The two weeks with Ruth flew by in a whirlwind of tears and emotional ups and downs like I have never felt before. In hindsight the first baby was easier than my second because at the time my sister and I ran The Pearl Girls together so she gave me so much time to “take off.” She was so generous and I only use the quotation marks in the oddly sarcastic way that business owners can never truly “take off.” There was no abandon but my load was certainly lightened and I truly cherished those first few months with Jack. However, unfortunately, frustration did seep in. I couldn't stop it. I was tired, I felt so alone and I wanted to be with my baby and yet I wanted time to devote to my passionate business. Finally at 10 months old, I put my son in daycare. I always supported daycare, having worked in one in my youth, but I had thought I could do it all, work and keep my baby close. I was wrong... it was too hard for me. I put my son in childcare so I could devote some time and attention to my business but I also craved a better balance something that landed between full isolation and full stay-at-home mode.

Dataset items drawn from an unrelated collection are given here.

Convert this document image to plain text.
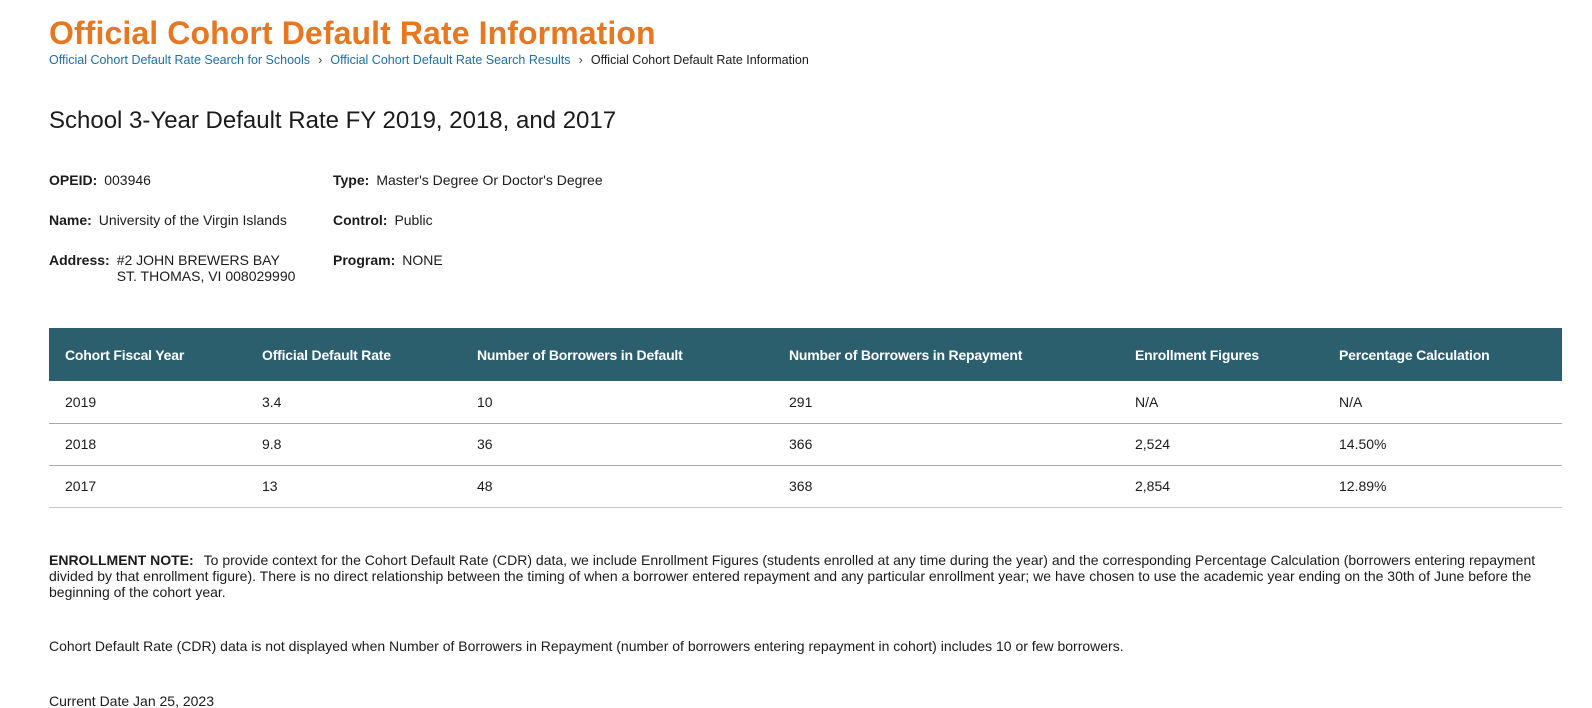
Official Cohort Default Rate Information
Official Cohort Default Rate Search for Schools › Official Cohort Default Rate Search Results › Official Cohort Default Rate Information
School 3-Year Default Rate FY 2019, 2018, and 2017
OPEID: 003946
Name: University of the Virgin Islands
Address: #2 JOHN BREWERS BAY
ST. THOMAS, VI 008029990
Type: Master's Degree Or Doctor's Degree
Control: Public
Program: NONE
Cohort Fiscal Year	Official Default Rate	Number of Borrowers in Default	Number of Borrowers in Repayment	Enrollment Figures	Percentage Calculation
2019	3.4	10	291	N/A	N/A
2018	9.8	36	366	2,524	14.50%
2017	13	48	368	2,854	12.89%

ENROLLMENT NOTE: To provide context for the Cohort Default Rate (CDR) data, we include Enrollment Figures (students enrolled at any time during the year) and the corresponding Percentage Calculation (borrowers entering repayment divided by that enrollment figure). There is no direct relationship between the timing of when a borrower entered repayment and any particular enrollment year; we have chosen to use the academic year ending on the 30th of June before the beginning of the cohort year.

Cohort Default Rate (CDR) data is not displayed when Number of Borrowers in Repayment (number of borrowers entering repayment in cohort) includes 10 or few borrowers.

Current Date Jan 25, 2023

At the time I was working with a business coach. She and I discussed at length the “why” behind my business and all I could say is I just want women to feel good about themselves. I do not know what that looks like because it looks so different for each of us. But, for me, feeling good is having something nice, having a cherished gift given to me as an act of love or appreciation. I appreciate things that mean something. Feeling good means having the freedom to do what I want and to follow my passion without sacrificing along the way. I wanted women to feel good because I wanted to feel good too. My friend Baraka calls it the New Matriarchy where the competition we now know is replaced by a sentiment of one for you and one for me because there is enough for all of us. Is it true we do not have to sacrifice, compete or give up for our everything? We can have it ALL, whatever our ALL means to us. I have hoped that was true as I lay in bed at night and dream my little dreams of peace, love and pearls.
I wanted a place I could work and keep my kids near. I wanted a place with other women that I could create and sell beautiful jewelry with while sharing our stories of life, love and babies. I wanted a knitting circle, a quilting group... I wanted a group of women free to be themselves, to come together and share and contribute without abandoning their millions of other duties in the process. This is what I wanted... a place where we could do great things where we could create things to make women feel good and where we could feel good too.
I am now emerging from this creation in anticipation of our Grand Opening/Open House this coming Saturday. I just realized it will be February 7th, exactly one month after I purchased the building we will be showing it off. A full month of this world wind of creation and I think I am finally exhausted and ready to get back to my first love of pearls and running The Pearl Girls. Finally, I will return your calls and emails and I CAN'T WAIT!!!
But I want you to know what I learned in these five years leading up to this ultimate creation. I am no longer alone. Surrounded by women I love and who love me, we have created this together. It seems so appropriate that The Pearl Girls is truly a creation by some amazingly talented and devoted women. And that just feels good. Thanks to each of our friends and customers who have been directly affected by this crazy move and busy state of creation we all have been in this month. It is the most wonderful feeling I have felt probably since the miracle of giving birth to Jack (and then Harry 18 months later!). Thank you for your part in making this creation happen!
And tomorrow we put up a fence (so I guess the creation never ends!)